The Art Canard: artists bring gentrification, not!

Time to put to rest the tired complaint that artists gentrify neighborhoods.

In the 1950's and '60's, lots of artists moved into the Bowery. Many began to move out in the '70's and '80's, and most were gone by the 1990's. From the 1950's to the 1990's the Bowery steadily declined. Even the so-called Bowery renaissance (CBGB's, Amato Opera and the Bowery Lane Theater were active, but all around Bowery & Bond) had no gentrifying effect on the Bowery overall. When gentrification began when the Chystie Avalon opened in 2005, most of the artists had long been gone. In other words, there was no relation between the presence of artists and gentrification. Those are just the facts.

Also in the 1950's artists moved into the LES north of Houston, what's now called the East Village. Did the neighborhood gentrify? No, it declined. It declined for four decades. When did the neighborhood gentrify? When the entire city began to revive in the late '80's and especially through the Clinton boom.

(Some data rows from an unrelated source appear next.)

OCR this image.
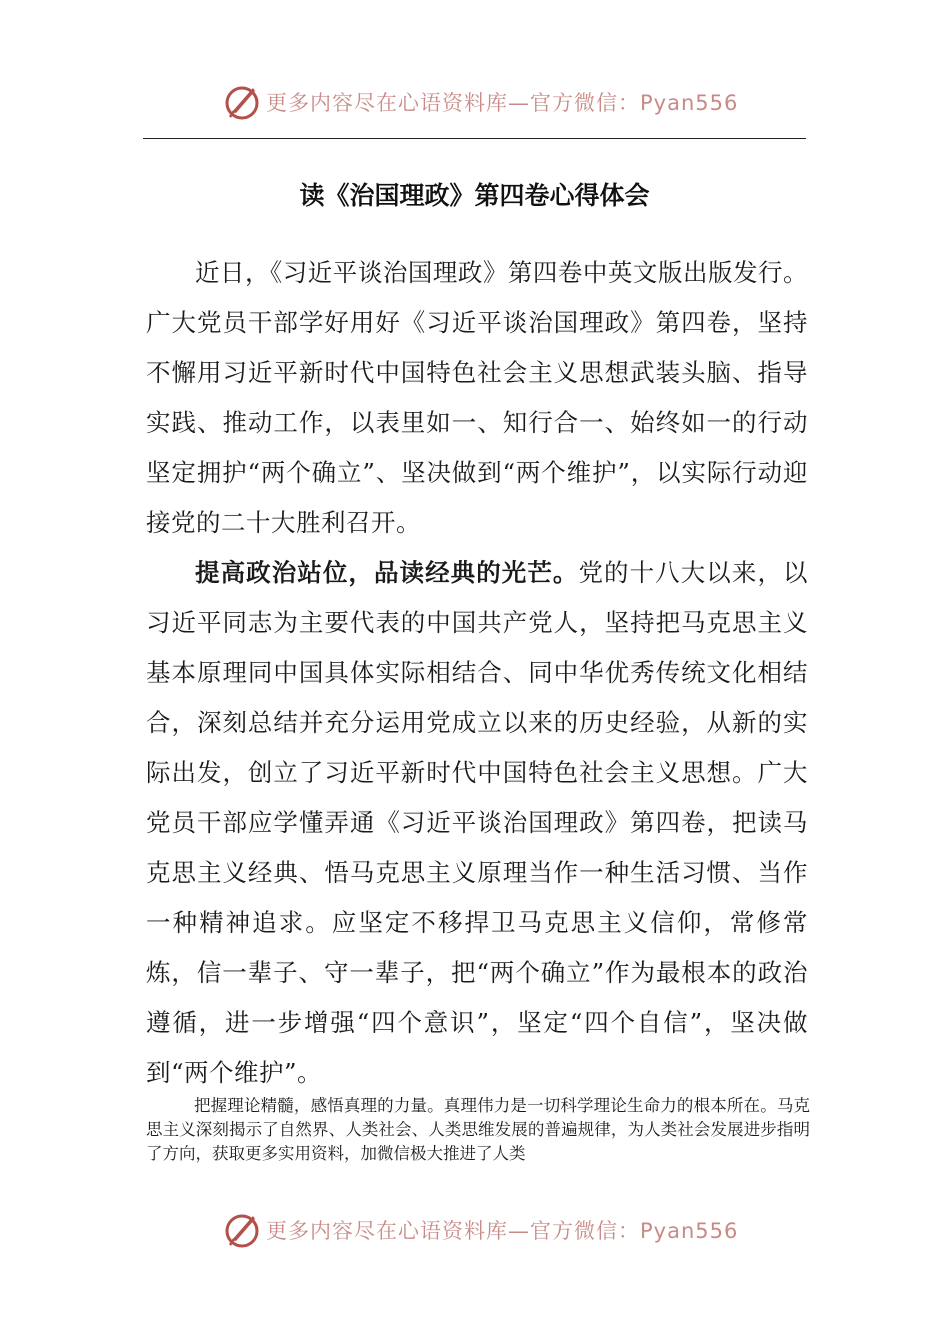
更多内容尽在心语资料库—官方微信：Pyan556
读《治国理政》第四卷心得体会

近日，《习近平谈治国理政》第四卷中英文版出版发行。广大党员干部学好用好《习近平谈治国理政》第四卷，坚持不懈用习近平新时代中国特色社会主义思想武装头脑、指导实践、推动工作，以表里如一、知行合一、始终如一的行动坚定拥护“两个确立”、坚决做到“两个维护”，以实际行动迎接党的二十大胜利召开。

提高政治站位，品读经典的光芒。党的十八大以来，以习近平同志为主要代表的中国共产党人，坚持把马克思主义基本原理同中国具体实际相结合、同中华优秀传统文化相结合，深刻总结并充分运用党成立以来的历史经验，从新的实际出发，创立了习近平新时代中国特色社会主义思想。广大党员干部应学懂弄通《习近平谈治国理政》第四卷，把读马克思主义经典、悟马克思主义原理当作一种生活习惯、当作一种精神追求。应坚定不移捍卫马克思主义信仰，常修常炼，信一辈子、守一辈子，把“两个确立”作为最根本的政治遵循，进一步增强“四个意识”，坚定“四个自信”，坚决做到“两个维护”。

把握理论精髓，感悟真理的力量。真理伟力是一切科学理论生命力的根本所在。马克思主义深刻揭示了自然界、人类社会、人类思维发展的普遍规律，为人类社会发展进步指明了方向，获取更多实用资料，加微信极大推进了人类

更多内容尽在心语资料库—官方微信：Pyan556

Does it take forty years before artists gentrify a neighborhood? The presence of artists preceded gentrification in Williamsburg by about a decade. But notice that gentrification in Williamsburg began around the same time as the gentrification of the EV. And it sped up radically after it was rezoned under Bloomberg.

It empirical facts show unambiguously that artists have no effect on gentrification whatsoever. Gentrification responds to upswings in the economy and administrative efforts to capitalize on it. The renovation of Tompkins Square Park -- an administrative decision -- began the gentrification of the EV in earnest. The construction of the Chrystie Avalon, another administrative effort, ironically intended to bring affordable housing, gave gentrification its first entree into the Bowery, which had until then been considered an unredeemable skid row.

The role of capital accounts for the driving pressure of gentrification. Administrative decisions are the facilitator. It is a mistake to suppose that gentrification is inevitable. If the administration promoted development vigorously away from low-income neighborhoods, those neighborhoods might have a chance. Instead, DCP plans exactly the opposite. It seeks to spread gentrification through zoning throughout the city. Gentrification raises revenue, human beings be damned.